I’m pleased to report that I haven’t had any side effects I can’t handle. In fact, I don’t know whether I’ve had any side effects at all. I’ve had a tiny bit of dizziness and some drowsiness. But I have those anyway, either from my other meds or from other physical conditions.
On the positive side, I’ve had a bit of an increase in energy and concentration – as you could probably tell from the fact that I’m blogging again. But is this attributable to the new drug, or is it just the usual up cycle of my own personal roller coaster?
It’s probably too soon to expect anything definitive. Like most psychotropics, it probably needs to build up in my system a bit. Or I may just be one of those people Abilify doesn’t affect, for good or ill.
I recently read an article in Discover magazine called “The Power of Single-Person Medical Expepriments.” The article discussed the fact that the usual clinical studies of new drugs and treatments – randomized, double-blinded, hundreds or thousands of participants (the “gold standard” of tests and trials) – give results that are only averages. The techniques will work for some people and not for others. Some experimental subjects will experience side effects to varying degrees. Or not.
The only way to see whether a given treatment works for an individual is for that person to try it. The odds may say it has a better-than-50% chance of working, but until the patient tries it, whether it will work for that one individual is basically a crap-shoot.

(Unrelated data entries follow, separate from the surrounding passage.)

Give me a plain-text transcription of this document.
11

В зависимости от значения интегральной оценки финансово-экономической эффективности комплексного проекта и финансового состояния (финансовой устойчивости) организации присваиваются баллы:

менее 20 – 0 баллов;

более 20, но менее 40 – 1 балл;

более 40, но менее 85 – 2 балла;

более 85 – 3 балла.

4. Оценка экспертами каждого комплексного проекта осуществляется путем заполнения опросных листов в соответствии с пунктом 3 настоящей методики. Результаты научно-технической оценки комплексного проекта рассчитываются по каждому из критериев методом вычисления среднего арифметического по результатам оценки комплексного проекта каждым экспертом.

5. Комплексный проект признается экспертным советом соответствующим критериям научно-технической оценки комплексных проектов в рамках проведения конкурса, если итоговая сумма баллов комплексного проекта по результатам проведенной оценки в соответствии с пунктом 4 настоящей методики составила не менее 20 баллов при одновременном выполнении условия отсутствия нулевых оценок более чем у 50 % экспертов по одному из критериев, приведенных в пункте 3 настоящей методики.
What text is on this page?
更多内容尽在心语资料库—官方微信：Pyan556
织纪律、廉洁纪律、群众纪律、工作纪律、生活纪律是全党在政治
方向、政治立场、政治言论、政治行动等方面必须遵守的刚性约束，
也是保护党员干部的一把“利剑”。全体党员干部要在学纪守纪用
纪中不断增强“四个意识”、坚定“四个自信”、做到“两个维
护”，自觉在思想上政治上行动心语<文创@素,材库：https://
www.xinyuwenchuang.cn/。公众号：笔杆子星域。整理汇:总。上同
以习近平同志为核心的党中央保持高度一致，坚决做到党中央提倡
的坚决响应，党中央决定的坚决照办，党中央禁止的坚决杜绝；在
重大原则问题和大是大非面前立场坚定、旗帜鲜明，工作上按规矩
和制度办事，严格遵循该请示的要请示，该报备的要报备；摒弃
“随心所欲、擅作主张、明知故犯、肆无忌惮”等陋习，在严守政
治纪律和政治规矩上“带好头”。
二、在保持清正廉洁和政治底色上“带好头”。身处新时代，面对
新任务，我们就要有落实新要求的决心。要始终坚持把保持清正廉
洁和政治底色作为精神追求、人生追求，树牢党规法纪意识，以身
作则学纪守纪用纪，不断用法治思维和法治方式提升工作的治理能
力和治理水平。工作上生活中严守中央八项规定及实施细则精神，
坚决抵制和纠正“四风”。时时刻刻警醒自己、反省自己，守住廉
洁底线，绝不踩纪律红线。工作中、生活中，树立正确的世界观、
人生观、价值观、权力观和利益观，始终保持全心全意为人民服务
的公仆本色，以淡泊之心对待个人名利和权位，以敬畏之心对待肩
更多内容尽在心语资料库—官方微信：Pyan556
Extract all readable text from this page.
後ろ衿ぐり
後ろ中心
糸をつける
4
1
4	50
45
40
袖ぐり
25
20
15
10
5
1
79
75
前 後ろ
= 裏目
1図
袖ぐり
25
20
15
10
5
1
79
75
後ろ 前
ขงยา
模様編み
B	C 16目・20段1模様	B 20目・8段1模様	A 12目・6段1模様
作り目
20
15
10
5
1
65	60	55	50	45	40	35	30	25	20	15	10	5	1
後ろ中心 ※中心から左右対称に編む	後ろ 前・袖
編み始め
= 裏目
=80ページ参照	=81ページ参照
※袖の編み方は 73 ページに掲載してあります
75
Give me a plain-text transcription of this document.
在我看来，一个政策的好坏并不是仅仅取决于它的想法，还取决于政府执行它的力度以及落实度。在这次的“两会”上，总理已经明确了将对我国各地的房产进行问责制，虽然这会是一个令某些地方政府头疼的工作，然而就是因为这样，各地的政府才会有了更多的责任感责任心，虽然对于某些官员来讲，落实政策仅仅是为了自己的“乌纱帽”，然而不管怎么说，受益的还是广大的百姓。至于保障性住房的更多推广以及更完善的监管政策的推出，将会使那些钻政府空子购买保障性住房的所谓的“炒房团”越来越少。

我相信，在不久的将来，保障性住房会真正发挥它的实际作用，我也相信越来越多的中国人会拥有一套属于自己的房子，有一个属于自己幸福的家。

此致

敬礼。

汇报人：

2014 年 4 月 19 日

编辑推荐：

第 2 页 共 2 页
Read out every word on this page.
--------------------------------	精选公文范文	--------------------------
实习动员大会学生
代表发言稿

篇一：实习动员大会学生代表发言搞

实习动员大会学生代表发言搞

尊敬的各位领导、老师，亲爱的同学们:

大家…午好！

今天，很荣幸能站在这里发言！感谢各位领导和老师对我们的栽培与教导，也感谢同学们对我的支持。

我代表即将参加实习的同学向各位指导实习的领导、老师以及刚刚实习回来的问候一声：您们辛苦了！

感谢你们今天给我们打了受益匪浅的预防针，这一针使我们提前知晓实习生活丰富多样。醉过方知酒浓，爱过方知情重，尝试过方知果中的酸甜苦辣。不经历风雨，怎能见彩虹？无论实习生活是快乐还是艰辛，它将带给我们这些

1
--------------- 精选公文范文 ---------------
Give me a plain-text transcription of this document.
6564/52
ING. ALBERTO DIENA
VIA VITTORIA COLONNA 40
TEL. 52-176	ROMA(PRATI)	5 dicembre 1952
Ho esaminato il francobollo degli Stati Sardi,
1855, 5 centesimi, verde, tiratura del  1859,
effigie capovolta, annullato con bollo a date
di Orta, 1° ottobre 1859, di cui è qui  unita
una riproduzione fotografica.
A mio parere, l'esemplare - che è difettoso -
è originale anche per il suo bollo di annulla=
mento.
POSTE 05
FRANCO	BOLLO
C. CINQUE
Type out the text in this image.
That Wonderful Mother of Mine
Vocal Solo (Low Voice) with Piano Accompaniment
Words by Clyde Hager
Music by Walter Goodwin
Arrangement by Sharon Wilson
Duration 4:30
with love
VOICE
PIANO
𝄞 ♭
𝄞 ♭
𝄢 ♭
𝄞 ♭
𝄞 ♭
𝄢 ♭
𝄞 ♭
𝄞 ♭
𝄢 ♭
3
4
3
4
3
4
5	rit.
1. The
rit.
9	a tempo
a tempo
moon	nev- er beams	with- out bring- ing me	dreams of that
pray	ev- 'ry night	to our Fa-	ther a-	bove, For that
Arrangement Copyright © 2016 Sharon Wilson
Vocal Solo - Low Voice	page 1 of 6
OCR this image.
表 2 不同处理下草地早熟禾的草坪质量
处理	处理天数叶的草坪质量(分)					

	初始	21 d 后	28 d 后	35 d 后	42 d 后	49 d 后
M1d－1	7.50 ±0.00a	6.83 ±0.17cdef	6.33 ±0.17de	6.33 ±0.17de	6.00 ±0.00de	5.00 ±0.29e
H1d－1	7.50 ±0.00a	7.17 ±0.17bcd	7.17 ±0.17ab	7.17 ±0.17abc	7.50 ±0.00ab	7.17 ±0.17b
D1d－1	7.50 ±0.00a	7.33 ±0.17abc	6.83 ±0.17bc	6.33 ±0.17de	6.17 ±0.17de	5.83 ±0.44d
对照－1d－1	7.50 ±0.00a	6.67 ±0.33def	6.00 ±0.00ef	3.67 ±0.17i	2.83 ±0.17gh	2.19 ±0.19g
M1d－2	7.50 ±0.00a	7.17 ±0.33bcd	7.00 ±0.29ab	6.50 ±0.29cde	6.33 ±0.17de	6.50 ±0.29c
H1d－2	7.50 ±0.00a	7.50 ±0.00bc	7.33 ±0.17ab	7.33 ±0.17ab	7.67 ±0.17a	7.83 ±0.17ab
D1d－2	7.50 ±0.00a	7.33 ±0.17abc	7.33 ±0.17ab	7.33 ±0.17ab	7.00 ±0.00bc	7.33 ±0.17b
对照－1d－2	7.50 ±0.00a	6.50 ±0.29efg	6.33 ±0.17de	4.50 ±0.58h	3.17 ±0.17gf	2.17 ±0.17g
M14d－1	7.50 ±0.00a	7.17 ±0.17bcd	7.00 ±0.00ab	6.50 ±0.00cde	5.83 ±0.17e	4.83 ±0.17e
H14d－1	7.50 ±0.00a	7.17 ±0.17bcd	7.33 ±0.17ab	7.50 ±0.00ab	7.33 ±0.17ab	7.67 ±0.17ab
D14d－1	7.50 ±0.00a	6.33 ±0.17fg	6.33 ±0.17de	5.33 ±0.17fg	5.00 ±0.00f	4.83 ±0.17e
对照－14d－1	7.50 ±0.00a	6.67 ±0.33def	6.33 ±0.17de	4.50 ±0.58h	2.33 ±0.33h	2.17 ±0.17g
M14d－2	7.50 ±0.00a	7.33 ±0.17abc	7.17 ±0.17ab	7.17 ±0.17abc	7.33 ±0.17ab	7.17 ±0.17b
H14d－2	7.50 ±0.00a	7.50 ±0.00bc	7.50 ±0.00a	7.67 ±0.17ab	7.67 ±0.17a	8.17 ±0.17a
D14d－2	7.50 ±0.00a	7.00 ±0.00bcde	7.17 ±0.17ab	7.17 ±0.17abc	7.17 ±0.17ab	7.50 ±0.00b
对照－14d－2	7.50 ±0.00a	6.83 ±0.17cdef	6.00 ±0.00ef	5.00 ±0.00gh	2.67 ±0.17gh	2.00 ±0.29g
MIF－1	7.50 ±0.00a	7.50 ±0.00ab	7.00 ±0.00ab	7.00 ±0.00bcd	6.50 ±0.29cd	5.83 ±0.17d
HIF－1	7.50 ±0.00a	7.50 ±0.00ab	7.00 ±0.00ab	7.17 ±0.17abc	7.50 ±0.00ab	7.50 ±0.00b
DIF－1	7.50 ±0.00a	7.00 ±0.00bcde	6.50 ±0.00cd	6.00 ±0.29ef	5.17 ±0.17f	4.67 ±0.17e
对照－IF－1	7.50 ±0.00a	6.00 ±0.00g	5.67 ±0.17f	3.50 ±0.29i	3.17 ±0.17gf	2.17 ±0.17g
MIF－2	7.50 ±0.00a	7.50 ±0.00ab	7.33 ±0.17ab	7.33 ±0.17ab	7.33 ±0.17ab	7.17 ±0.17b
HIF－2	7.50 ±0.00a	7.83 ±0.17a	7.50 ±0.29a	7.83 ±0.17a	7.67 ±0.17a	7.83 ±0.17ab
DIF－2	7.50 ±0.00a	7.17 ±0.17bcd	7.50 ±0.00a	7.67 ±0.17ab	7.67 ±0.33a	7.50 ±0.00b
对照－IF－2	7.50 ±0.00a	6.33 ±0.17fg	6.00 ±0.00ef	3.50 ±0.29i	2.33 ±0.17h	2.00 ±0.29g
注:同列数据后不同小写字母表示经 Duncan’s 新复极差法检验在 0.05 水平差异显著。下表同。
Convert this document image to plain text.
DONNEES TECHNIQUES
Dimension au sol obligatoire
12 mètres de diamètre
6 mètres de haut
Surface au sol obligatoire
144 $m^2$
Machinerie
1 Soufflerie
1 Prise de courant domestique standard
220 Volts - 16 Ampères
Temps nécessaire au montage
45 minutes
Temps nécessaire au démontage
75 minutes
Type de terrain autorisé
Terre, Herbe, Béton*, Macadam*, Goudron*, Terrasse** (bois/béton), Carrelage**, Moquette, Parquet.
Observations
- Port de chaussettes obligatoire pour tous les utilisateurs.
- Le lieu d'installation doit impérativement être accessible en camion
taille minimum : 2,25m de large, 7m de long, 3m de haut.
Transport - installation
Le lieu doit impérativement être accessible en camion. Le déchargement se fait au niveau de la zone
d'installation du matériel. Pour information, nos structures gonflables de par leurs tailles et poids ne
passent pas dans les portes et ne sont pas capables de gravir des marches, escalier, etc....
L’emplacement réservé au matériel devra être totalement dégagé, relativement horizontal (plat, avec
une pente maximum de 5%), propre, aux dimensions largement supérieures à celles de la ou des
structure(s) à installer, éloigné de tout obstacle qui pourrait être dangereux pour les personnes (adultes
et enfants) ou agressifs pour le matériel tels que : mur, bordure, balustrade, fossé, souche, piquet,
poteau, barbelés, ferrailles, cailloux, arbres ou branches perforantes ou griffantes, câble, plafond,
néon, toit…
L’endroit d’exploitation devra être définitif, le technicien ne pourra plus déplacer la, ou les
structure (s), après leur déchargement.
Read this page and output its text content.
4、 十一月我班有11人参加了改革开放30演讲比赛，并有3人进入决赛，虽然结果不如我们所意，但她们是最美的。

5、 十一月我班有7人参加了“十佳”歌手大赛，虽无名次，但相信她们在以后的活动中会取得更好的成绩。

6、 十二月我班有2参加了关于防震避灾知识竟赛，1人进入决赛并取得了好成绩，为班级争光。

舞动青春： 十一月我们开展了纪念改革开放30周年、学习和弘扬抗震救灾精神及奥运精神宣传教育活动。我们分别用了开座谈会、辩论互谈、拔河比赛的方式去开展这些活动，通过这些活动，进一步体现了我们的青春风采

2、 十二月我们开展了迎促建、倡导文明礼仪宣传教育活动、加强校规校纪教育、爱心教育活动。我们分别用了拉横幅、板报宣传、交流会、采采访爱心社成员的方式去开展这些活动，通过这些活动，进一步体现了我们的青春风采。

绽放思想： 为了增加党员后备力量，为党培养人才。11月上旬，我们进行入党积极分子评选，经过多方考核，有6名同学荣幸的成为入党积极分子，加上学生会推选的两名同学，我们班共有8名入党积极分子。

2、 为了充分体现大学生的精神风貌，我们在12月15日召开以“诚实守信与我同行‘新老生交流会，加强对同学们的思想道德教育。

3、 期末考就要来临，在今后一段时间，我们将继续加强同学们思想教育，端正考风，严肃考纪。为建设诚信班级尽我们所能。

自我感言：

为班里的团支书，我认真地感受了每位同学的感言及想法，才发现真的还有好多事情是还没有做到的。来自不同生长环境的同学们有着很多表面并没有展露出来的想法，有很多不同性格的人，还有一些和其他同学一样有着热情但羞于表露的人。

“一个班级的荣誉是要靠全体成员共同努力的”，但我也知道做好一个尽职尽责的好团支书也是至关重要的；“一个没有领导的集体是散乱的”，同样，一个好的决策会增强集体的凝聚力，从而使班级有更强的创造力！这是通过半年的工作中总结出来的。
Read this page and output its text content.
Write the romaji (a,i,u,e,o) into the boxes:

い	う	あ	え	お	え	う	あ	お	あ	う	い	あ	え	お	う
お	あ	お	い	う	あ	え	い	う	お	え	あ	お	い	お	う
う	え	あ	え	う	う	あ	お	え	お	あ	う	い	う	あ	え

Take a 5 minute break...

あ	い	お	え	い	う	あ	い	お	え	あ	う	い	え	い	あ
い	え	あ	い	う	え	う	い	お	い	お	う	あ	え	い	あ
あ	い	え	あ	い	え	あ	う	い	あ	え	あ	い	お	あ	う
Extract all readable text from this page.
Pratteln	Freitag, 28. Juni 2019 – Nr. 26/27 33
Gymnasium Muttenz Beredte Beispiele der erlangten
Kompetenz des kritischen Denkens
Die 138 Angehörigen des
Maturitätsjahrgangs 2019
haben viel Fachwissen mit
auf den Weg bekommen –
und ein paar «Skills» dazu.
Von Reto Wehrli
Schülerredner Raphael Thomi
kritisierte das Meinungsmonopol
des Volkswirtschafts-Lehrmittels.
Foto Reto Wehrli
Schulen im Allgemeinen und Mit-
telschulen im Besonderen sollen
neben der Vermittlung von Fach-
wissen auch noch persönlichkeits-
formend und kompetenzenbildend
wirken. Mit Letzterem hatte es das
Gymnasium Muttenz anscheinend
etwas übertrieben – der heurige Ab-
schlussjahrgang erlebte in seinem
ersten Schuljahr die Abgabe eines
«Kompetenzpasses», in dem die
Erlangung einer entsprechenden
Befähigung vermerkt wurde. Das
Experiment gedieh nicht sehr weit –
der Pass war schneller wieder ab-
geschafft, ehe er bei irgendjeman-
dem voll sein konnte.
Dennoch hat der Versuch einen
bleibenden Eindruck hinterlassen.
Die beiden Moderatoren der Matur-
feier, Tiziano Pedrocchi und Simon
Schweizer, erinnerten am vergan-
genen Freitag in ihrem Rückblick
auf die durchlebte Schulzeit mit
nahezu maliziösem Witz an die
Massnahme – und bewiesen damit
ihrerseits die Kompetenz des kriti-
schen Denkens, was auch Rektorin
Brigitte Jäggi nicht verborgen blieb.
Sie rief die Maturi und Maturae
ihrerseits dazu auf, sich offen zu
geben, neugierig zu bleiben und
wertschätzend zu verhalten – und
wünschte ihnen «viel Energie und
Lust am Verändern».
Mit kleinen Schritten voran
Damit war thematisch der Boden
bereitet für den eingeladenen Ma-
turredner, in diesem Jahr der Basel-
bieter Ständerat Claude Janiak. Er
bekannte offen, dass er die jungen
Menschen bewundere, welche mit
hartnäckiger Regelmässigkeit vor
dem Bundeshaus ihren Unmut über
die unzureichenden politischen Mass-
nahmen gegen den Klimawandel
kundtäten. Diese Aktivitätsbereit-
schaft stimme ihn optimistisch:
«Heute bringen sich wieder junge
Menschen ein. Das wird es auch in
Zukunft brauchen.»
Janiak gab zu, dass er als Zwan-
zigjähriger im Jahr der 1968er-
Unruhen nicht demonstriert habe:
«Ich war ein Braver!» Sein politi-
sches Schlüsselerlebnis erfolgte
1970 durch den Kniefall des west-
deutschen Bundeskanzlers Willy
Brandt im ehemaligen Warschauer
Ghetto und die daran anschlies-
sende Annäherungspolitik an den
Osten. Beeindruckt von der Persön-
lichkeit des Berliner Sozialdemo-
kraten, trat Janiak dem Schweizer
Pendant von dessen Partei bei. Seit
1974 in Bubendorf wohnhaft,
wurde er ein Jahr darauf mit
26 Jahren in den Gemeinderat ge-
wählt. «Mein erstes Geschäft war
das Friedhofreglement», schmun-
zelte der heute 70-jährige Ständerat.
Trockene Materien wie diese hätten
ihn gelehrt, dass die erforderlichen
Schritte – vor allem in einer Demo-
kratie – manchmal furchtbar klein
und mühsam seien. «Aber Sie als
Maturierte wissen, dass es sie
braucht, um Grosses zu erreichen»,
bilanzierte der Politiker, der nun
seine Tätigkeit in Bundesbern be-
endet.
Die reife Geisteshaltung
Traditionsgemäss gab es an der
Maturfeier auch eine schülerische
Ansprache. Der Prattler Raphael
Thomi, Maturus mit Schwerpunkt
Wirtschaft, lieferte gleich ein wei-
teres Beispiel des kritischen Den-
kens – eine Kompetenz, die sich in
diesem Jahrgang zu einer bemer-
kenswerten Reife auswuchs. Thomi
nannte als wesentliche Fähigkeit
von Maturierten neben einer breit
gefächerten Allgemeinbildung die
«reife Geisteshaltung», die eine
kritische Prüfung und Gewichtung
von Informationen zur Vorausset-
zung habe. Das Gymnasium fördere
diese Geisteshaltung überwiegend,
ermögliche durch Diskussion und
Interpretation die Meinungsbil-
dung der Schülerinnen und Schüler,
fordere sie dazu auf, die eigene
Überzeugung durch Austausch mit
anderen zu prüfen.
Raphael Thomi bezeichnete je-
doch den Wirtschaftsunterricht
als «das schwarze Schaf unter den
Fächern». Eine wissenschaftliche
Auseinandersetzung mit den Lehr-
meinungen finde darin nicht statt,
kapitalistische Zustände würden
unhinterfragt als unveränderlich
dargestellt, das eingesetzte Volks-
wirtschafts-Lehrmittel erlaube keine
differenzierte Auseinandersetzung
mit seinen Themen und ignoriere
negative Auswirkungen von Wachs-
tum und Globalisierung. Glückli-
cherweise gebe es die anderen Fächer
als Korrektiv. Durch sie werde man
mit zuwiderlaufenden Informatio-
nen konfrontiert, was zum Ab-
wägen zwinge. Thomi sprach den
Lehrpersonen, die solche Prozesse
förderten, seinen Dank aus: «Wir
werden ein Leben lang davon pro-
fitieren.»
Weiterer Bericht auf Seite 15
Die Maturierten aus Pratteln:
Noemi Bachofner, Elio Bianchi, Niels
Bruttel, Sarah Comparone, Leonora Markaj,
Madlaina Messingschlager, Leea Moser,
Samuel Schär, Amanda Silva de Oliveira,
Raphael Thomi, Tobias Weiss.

I think this may be particularly true of psychotropics. Every time I’ve asked how this or that med works, the answer has been, “We don’t really know.” Factor in the number of different meds I’m on, psychotropic and otherwise, and their potential for interactions with each other, and any new treatment’s effectiveness is likely a matter of trial and error.
I’ve certainly gone through a long, tedious, disappointing (or unpleasant) series of weaning off and ramping up different meds in hopes of mixing just the right cocktail for my particular brain.
I think that’s why they call it “practicing” medicine.